Рассмотрим злоключения Мэри с точки зрения поэтического натурализма. Существует конкретное базовое описание нашего мира, которое можно дать в терминах развивающейся квантовой волновой функции или, возможно, на более глубинном уровне. Другие концепции, к которым мы апеллируем, скажем «комната» и «красный», — это элементы словарей, позволяющих построить удобные приблизительные модели определённых аспектов базовой реальности в конкретных областях применения. Так, например, мы изобретаем феномен «личность», который определённым образом соотносится с базовой реальностью, — причём, возможно, в принципе нелегко дать дефиницию такому феномену, но на практике он легко узнаваем.
У таких «людей» есть различные признаки, например «возраст» или «рост». Один из подобных признаков называется «знания». Человек знает что-либо, если может (более или менее успешно) верно отвечать на вопросы об этом либо эффективно выполнять связанные с данным феноменом действия. Если надёжный человек нам скажет: «Линда умеет поменять покрышки на автомобиле», то мы с высокой субъективной вероятностью должны предположить, что человек по имени Линда способен ответить на определённые вопросы или выполнить некоторые действия, в данном случае заменить спустившую шину. Наличие знаний у человека соответствует наличию определённых сетей синаптических связей между нейронами в мозге этого человека.

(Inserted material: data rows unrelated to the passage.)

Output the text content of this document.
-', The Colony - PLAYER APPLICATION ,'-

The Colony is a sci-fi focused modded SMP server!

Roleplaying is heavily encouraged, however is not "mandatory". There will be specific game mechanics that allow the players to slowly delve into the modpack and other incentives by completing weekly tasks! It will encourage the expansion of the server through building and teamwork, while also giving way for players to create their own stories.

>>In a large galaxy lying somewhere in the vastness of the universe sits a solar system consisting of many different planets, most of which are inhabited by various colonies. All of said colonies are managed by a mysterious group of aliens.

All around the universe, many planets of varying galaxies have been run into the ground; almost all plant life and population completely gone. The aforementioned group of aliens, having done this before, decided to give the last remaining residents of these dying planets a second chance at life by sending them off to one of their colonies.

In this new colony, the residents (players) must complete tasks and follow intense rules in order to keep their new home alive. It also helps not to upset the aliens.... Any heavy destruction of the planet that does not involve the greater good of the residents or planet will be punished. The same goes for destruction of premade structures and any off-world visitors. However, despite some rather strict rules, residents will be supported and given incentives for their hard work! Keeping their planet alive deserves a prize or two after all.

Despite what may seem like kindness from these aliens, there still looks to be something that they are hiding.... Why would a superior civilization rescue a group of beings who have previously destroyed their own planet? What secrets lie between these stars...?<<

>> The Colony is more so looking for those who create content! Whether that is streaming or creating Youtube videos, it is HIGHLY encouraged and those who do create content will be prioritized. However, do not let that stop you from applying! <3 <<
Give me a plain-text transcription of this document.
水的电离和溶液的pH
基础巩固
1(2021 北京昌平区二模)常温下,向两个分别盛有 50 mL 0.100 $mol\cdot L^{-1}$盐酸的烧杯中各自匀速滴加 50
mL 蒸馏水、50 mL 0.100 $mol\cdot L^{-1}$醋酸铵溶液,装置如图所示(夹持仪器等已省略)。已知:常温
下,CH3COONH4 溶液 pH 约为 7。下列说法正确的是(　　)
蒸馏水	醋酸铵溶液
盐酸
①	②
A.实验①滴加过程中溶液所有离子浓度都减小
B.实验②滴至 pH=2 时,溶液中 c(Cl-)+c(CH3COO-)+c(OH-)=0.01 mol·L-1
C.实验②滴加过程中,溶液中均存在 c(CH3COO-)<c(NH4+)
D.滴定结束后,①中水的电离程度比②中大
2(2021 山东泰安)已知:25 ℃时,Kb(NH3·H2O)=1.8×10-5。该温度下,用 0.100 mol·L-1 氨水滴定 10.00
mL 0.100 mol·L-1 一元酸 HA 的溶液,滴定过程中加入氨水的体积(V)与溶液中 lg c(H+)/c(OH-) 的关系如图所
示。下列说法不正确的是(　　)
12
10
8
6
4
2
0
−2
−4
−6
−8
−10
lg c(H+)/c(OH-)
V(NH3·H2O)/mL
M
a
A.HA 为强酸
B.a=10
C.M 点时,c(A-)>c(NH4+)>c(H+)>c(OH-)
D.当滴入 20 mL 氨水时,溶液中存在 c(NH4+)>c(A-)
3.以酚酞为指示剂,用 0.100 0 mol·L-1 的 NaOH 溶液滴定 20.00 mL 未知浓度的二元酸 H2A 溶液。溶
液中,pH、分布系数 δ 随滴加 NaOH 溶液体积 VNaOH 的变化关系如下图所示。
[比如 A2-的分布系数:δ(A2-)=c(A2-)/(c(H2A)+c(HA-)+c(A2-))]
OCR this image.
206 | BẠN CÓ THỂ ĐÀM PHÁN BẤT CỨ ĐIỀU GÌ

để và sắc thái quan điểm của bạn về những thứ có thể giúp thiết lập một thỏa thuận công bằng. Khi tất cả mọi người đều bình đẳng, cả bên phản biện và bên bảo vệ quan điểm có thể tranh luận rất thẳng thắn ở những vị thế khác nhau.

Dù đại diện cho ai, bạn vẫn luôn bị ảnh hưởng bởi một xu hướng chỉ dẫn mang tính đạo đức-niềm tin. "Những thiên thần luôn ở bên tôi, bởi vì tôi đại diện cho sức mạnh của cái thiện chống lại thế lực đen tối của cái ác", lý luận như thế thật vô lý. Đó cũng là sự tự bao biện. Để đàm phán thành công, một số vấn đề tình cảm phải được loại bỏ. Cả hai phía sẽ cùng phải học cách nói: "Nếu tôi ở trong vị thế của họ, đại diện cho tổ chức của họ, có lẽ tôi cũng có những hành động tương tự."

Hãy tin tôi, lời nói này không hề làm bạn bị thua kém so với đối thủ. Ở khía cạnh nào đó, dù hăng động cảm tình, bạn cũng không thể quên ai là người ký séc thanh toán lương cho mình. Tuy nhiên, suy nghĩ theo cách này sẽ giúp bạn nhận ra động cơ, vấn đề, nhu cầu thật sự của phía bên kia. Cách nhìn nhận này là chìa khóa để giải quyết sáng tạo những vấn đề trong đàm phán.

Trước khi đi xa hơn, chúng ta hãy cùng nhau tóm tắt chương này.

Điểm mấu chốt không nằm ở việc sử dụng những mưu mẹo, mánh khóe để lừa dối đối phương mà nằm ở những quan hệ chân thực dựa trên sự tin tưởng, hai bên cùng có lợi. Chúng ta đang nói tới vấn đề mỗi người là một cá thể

Итак, нам говорят, что человек по имени Мэри обладает определёнными знаниями — она осведомлена обо всех физических свойствах цвета. Приобретёт ли она «новые знания», когда выйдет из комнаты и впервые увидит цвета?
Всё зависит от того, что именно мы имеем в виду. Если Мэри знает все физические факты о цвете, это означает, что на некотором уровне её мозга расположены нужные синаптические связи, позволяющие верно отвечать на вопросы, касающиеся физических свойств цвета. Когда она на самом деле увидит красный цвет, в зрительной доле коры ее мозга сработают определённые нейроны, которые, в свою очередь, активируют другие синаптические связи, «воспоминания о том, как выглядит красный цвет». По условиям мысленного эксперимента в реальности ничего подобного с Мэри не происходило — соответствующие нейронные связи у неё никогда не срабатывали.
Когда Мэри выходит из комнаты и эти нейроны наконец срабатывают, узнает ли она «что-то новое»? В некотором смысле, естественно, да — теперь у неё будут воспоминания, которых ранее не было. От знаний зависит наша способность отвечать на вопросы и совершать действия, и теперь Мэри может что-то, чего не могла ранее: зрительно узнавать красные предметы.
Доказывает ли этот аргумент, что во Вселенной есть что-то, кроме её физических свойств? Естественно, нет. Мы просто искусственно разграничили два множества синаптических связей: «те, которые образуются при чтении книг и постановке научных опытов в чёрно-белой комнате» и «те, что возникают при стимуляции зрительной доли коры головного мозга при восприятии фотонов красного света». Такой способ описания наших знаний о Вселенной возможен, но он не единственный. Знания могут попадать в мозг различным образом, но сами знания от этого не изменяются. Это не тот аргумент, из-за которого стоило бы дополнять наши успешные модели естественного мира совершенно новыми категориями.
Мэри могла испытать, что такое красный цвет. Она могла соорудить датчик, который подключается к голове, отправляет электрохимический сигнал прямо в зрительную долю коры головного мозга, активирует именно то впечатление, которое мы именуем «видеть красный цвет». (В конце концов, по условиям эксперимента Мэри — блестящий учёный.) Мы можем запретить ей делать такую вещь, определяя, как именно она должна «изучить все физические факты о красном цвете», но это будет произвольное ограничение с нашей стороны, а не глубокая догадка об устройстве реальности.
Ситуация Мэри перекликается с избитой загадкой: «А мы с тобой одинаково видим красный цвет?». Речь не о длинах волн, а о том, одинаково ли мы с тобой воспринимаем красное. В строгом смысле — нет; моё восприятие красного цвета связано с определёнными электрохимическими сигналами, пронизывающими мой мозг, а у вас в мозге при восприятии красного цвета идут другие электрохимические сигналы. Итак, в самой занудной трактовке они не могут быть совершенно одинаковыми; ситуация точно такая, как если бы мы сказали: «Мой карандаш — не то, что твой; пусть они и выглядят совершенно одинаково, но ведь один из них принадлежит мне». Однако моё восприятие красного цвета, вероятно, весьма напоминает ваше, просто потому что мозг у нас с вами очень похож. Обо всём этом интересно поразмышлять, но это не такой «водоворот», из-за которого следовало бы отвергнуть Базовую теорию как основополагающее описание всего и вся.